4. Comprendre qu'il faut être ouvert d’esprit pour recruter et garder des talents. Par exemple, la sensibilité liée à l'inclusion des femmes ou des LGBT devrait être prise en compte lors de la sélection des cadres supérieurs. Des mesures devraient être prises pour atténuer les préjugés tout au long du processus de communication. Et les entreprises doivent faire en sorte d’intégrer les principes d'I&D au cycle de vie des talents ou des employés : dans leur façon d’attirer, sélectionner, recruter, développer, promouvoir, reconnaître et payer leurs employés. Ils devraient utiliser ce que nous avons appris de l'économie comportementale et des « nudges » (en français, incitations psychologiques) pour amener les gens vers une plus grande prise de conscience, plus d’objectivité et, finalement, vers une meilleure prise de décision sur tous les fronts.
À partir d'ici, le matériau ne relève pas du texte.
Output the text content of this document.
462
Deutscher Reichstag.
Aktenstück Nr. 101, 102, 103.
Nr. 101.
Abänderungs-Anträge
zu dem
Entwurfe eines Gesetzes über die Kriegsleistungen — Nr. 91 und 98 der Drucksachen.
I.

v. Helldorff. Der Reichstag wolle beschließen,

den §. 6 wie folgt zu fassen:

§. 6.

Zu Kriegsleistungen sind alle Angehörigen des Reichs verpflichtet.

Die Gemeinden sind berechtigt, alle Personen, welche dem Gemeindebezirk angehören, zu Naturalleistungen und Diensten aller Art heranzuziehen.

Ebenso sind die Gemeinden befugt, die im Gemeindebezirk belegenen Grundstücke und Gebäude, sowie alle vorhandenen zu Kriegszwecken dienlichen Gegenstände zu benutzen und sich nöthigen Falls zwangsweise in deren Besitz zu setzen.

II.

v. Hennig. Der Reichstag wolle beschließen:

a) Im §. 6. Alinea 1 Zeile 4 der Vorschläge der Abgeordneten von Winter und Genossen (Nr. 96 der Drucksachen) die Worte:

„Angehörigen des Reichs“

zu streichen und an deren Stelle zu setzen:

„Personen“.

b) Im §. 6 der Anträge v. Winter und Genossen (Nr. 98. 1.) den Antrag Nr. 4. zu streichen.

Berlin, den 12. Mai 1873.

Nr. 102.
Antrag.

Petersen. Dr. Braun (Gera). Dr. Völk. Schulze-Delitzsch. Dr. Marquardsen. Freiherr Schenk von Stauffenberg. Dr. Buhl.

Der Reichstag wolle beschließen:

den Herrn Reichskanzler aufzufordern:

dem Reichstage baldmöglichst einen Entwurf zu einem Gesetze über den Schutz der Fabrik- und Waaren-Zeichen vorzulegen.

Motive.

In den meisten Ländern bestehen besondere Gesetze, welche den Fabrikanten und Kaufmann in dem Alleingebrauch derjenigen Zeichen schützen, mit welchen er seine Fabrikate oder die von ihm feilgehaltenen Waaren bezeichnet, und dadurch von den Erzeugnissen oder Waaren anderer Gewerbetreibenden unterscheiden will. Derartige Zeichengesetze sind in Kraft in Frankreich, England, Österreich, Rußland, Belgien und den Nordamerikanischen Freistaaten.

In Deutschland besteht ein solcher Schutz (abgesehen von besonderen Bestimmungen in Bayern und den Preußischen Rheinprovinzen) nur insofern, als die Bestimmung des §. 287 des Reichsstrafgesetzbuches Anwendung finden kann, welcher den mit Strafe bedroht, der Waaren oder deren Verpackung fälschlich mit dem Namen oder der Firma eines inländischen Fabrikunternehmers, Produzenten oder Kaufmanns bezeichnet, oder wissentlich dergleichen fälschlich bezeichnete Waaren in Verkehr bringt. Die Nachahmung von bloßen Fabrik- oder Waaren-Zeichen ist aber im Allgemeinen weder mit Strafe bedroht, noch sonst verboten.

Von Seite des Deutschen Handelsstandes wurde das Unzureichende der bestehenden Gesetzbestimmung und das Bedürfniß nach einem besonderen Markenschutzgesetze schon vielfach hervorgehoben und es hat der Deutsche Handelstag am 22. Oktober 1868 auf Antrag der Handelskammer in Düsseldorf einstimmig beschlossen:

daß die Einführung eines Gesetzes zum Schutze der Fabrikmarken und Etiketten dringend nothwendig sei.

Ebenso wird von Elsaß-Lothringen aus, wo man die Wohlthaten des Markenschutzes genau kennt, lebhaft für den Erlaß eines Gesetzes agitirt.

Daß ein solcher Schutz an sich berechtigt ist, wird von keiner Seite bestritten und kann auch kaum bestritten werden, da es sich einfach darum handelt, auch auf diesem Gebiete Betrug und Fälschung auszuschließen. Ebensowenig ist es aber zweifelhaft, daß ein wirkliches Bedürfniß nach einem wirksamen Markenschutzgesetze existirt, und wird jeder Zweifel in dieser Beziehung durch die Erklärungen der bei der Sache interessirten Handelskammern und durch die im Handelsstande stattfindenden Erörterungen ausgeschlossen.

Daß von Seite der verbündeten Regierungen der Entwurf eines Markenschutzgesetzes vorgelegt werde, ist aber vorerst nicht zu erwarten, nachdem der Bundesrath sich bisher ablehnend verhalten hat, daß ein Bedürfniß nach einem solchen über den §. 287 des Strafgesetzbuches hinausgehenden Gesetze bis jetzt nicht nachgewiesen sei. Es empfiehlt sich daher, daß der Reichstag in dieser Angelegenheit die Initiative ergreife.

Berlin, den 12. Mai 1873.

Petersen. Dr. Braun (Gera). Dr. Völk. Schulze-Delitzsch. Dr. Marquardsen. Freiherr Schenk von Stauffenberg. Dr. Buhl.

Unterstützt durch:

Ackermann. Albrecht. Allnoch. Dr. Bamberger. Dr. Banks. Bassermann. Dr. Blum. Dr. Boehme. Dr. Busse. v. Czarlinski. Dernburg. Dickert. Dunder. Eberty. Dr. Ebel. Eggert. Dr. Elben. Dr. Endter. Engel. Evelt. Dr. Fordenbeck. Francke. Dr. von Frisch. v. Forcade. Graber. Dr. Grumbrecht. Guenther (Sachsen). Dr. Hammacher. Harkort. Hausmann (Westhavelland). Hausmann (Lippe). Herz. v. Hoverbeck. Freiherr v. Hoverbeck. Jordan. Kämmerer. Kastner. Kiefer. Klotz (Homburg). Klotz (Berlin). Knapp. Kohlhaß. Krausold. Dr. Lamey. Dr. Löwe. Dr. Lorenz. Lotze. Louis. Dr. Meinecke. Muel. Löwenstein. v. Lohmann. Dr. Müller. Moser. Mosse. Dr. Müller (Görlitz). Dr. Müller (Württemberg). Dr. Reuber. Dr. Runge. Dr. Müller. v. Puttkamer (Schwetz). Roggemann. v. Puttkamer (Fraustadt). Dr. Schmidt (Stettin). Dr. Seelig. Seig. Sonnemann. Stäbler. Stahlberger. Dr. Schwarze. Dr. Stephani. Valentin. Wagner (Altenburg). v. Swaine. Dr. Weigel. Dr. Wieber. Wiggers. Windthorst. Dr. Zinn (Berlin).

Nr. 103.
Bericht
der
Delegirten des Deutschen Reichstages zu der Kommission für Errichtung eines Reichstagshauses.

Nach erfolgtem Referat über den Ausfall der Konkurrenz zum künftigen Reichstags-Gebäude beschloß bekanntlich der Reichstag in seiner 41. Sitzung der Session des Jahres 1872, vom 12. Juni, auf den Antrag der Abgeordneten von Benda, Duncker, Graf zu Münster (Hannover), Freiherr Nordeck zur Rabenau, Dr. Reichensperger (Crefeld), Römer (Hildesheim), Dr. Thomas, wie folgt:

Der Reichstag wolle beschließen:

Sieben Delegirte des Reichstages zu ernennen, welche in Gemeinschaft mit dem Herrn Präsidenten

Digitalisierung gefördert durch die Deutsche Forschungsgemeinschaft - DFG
5. Utiliser le pouvoir de l'organisation communautaire. Les réseaux informels d'entreprises doivent s'unir pour partager les politiques et les bonnes pratiques. Ils devraient envisager de s'associer à des organisations non gouvernementales : telles que Community Business, qui met en relation les professionnels de l'inclusion et de la diversité au cours d’événements d'entreprise ; et Out and Equal, la première organisation mondiale de leadership LGBT dans le secteur financier, qui opère de plus en plus en Asie.

6. Partager les succès. Les entreprises doivent raconter des anecdotes pour mettre en valeur les avantages d’initiatives I&D réussies. Nous recommandons le partage de réussites et de programmes modèles au sein d’organisations telles que l’Association des nations de l’Asie du Sud-Est (ANASE), qui aide les entreprises à relever des défis en renforçant la coopération entre les pays de la région.

Un voyage qui en vaut la peine

Pour les organisations tournées vers l'avenir qui envisagent de se développer, agir sur l’I&D ne fait que refléter l'environnement dans lequel elles évoluent. La main-d'œuvre du marché a tendance à être diversifiée en termes de genre, d'appartenance ethnique, de religion, de convictions, de préférences sexuelles, etc. Une représentation des employés qui ne reflète pas ces différences pourrait potentiellement entraver les opportunités inhérentes à un développement à l’international, notamment la capacité d'attirer et de conserver des talents clés.

Des recherches ont montré que les entreprises tournées vers la diversité avaient tendance à être plus performantes. Par exemple, d’après une recherche menée par Catatyst, les entreprises du Fortune 5000 ayant une représentation plus élevée de femmes dans leur conseil d’administration affichent un rendement de capitaux propres supérieur de 53 % et des bénéfices sur les ventes supérieurs de 42 %. Selon le Center for Talent Innovation, les organisations enregistrant un fort taux d'inclusion et de diversité ont 70 % plus de chances de réussir sur de nouveaux marchés.

La bonne nouvelle est que nous commençons à constater des progrès en termes d'I&D en Asie-Pacifique, mais il reste beaucoup de travail à faire pour transformer une culture qui, en réalité, est faite d’un patchwork de différentes cultures en une culture qui respecte nos différences intrinsèques. Mais c’est un voyage qui en vaut la peine.